"Theaters are the new Church of the Masses - where people sit huddled in the dark listening to people in the light tell them what it is to be human." -1930's theater critic
Saturday, April 07, 2007
Been to the Desert on a Camel Named Jafar...
So, part of my Israel adventure was a two day camping trip in the Negev. We wandered where the Children of Israel spent forty years, and with the same lack of indoor plumbing. I have to be honest that I really, really hated my days in the desert. I spent most of what was the longest night of my life, shivering. I stoked the fire so much that my leather jacket from this time forward will always smell like beef jerky. I hated the idea of washing our dishes in the same basin from which the camels ate our table scraps. I hated the gritty sand in our ash bread. And I really, really hated having to walk twenty minutes up a mountain to find a place to well, you know.
Our guide, Shia, said the Hebrew word for desert is "He speaks" - meaning God. Which leaves me to conclude that God was saying to me in the desert something very much like a sarcastic snigger.
If we were going to play "the glad game" (borrowing from a Haley Mills movie) then I suppose the good thing about my trip was (borrowing from another Haley Mills movie) now I have something I really hate that I can give up for Lent.
There were some good moments on the trek.

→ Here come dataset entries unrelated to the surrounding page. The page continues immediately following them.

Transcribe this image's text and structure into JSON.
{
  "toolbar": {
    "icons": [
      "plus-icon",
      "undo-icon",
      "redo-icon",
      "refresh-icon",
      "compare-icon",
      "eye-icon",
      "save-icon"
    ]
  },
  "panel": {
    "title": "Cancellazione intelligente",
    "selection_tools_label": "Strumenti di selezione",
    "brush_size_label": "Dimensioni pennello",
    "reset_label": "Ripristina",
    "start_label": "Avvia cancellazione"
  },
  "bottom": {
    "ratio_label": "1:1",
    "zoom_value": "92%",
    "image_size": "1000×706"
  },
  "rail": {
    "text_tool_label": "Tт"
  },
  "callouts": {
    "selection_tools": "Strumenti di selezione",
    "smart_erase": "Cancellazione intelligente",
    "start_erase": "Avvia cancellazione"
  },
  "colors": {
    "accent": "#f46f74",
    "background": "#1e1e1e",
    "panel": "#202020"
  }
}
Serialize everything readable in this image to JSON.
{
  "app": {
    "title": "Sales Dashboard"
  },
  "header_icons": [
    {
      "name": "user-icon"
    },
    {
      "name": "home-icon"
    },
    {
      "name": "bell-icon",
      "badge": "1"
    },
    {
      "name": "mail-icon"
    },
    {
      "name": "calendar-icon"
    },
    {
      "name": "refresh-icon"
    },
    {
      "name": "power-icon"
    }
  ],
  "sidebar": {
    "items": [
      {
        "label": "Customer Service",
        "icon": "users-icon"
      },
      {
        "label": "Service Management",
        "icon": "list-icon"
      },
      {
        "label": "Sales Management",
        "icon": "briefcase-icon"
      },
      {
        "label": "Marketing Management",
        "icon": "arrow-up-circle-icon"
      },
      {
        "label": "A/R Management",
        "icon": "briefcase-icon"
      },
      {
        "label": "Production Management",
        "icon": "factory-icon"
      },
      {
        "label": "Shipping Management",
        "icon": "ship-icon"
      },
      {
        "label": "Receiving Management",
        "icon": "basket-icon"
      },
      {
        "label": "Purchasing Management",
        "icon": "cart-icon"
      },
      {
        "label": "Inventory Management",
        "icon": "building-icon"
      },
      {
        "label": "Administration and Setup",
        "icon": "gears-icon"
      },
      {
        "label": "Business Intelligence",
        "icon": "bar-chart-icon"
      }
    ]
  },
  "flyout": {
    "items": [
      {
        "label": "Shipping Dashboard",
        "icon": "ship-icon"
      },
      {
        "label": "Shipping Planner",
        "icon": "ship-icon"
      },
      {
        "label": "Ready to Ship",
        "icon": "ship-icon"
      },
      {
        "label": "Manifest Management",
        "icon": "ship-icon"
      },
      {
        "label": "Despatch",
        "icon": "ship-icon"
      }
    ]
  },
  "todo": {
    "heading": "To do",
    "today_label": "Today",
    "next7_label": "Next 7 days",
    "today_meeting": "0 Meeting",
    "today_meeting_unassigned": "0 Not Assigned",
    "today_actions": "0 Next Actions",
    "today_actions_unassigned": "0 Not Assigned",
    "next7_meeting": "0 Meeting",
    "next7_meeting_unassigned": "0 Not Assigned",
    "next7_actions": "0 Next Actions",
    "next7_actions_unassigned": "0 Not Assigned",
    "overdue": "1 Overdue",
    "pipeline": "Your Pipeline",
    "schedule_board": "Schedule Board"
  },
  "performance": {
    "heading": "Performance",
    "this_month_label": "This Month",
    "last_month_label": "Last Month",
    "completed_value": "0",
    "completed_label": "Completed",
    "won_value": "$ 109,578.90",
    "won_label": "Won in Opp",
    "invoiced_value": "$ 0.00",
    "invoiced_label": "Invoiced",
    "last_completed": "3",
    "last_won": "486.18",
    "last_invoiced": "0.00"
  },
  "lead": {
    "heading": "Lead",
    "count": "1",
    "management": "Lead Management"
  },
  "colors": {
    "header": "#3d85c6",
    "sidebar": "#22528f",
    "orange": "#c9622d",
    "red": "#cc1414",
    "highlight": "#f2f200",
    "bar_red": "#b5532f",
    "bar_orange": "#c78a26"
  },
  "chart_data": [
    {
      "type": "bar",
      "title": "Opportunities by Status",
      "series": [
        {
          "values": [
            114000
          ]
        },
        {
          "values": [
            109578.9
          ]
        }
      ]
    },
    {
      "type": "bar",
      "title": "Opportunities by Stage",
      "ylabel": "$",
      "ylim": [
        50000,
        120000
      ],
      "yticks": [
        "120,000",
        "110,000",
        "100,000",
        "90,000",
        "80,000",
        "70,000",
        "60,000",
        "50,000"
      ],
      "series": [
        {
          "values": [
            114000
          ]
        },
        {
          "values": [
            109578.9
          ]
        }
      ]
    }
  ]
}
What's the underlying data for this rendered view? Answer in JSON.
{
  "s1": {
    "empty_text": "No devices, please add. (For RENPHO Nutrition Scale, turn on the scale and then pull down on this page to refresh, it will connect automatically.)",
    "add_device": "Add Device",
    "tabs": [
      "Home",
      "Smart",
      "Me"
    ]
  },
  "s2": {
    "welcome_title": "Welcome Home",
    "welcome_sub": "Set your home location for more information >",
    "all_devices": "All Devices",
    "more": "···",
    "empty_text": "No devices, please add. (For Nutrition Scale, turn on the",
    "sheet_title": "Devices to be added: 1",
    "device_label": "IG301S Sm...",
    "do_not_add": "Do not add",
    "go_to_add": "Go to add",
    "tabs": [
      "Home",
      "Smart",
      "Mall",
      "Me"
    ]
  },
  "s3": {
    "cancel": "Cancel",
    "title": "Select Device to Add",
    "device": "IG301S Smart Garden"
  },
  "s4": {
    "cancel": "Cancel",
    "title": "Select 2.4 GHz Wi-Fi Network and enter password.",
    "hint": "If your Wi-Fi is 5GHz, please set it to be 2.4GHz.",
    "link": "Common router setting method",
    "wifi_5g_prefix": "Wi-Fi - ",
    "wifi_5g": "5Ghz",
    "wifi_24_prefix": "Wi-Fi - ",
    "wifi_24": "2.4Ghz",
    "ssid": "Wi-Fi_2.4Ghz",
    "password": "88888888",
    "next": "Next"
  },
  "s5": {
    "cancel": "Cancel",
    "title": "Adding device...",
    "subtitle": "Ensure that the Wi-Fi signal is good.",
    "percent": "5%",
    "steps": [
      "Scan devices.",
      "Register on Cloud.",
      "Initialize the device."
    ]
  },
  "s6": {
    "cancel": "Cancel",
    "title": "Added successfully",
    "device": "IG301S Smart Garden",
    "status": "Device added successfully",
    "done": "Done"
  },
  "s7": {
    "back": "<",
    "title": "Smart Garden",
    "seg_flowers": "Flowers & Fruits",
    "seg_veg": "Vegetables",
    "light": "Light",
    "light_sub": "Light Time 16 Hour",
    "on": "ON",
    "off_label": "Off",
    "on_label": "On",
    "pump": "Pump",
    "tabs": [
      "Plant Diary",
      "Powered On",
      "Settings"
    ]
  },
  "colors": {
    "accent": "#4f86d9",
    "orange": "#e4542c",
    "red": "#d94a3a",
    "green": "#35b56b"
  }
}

For example, everything you have heard about gorgeous sunsets in the desert is true...
Unfortunately, you have to go the desert to see them.
Here is our guide, Shia, making our flatbread for lunch. It was really good. Of course, to me, pretty much anything you are dipping in humus and mashed up roasted eggplant is going to be good.
Here are my friends foregrounding our luncheon campsite, and trying not to look dubious about this whole idea in the first place.
I really enjoyed the camels. I mean, I would have rathered not share eating vessels with them, but I found myself admiring them tremendously.
Our campsite for the night (aka "The Scene of the Worst Night of My Life."). Shia said to me at one point, "Barbara, you have to surrender to the desert." Which seems to me to be the same kind of surrender that a man makes when he is bound hand and feet and three quarters of the way to the ground after having been thrown off a mountain.
This sandy lump was the gist or our breakfast after the night from hell.
Desert ultimately good for modern Los Angeles entertainment industry humans? Here it is. We report, you decide.